Resolving these contradictions is where the serious work of government begins. Rather than falling into crude regulatory binaries, the trick might be in devolving power down to those most affected; communities, workplaces and industries that bear the brunt of change.

If there were green shoots to emerge from last week’s discussions, it’s the agreement between the tech industry and the ACTU to work to address the illegal exploitation of creative content that is underpinning AI’s large language models.

A final question in this week’s report shows this very specific piece of regulation has even higher levels of support than generic regulation of AI.

The tables show a shift in attitudes to the role of government regulation; in the abstract cutting red tape makes perfect sense; drilled down to specific sectors it becomes gnarlier; at the human level the case for intervention is compelling.

For every act or omission a government chooses to take, there are consequences that build on themselves until they take on a form of their own.

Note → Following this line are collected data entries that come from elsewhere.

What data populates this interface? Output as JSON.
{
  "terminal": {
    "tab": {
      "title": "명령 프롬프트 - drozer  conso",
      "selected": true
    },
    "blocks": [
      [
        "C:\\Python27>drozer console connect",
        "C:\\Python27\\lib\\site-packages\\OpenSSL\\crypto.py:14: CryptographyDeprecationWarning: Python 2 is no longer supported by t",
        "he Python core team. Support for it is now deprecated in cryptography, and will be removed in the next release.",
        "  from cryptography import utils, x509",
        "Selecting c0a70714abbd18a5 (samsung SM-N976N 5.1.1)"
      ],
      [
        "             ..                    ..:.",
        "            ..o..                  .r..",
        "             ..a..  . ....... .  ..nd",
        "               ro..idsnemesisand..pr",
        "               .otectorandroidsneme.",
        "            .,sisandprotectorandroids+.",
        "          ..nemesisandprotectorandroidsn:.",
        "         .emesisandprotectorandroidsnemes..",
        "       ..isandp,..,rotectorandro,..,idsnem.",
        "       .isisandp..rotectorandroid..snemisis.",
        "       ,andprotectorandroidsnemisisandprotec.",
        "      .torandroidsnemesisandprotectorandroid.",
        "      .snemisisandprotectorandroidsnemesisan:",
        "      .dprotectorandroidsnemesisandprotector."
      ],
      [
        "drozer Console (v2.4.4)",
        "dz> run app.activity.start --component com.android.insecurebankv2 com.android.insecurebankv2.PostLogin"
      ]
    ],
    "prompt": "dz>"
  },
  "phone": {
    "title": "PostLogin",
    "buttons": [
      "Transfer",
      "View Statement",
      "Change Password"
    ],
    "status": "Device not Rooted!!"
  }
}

The generous takeout from the roundtable is that the government and its chosen inner circle have taken it on themselves to untangle some of the blockages that they believe are holding the nation back. But in doing so they will also be accountable for the gaps they create.

Fun fact: the first Coachella was held when Pearl Jam decided to stage its own event off-grid to evade the tentacles of the corporate predator Ticketmaster. In culture as in politics, transformation comes in imagining new realities rather than submitting to the inevitability of business as usual.

Whether “abundance” is just a one hit wonder or a new model for progressive politics will be determined in its adaptation.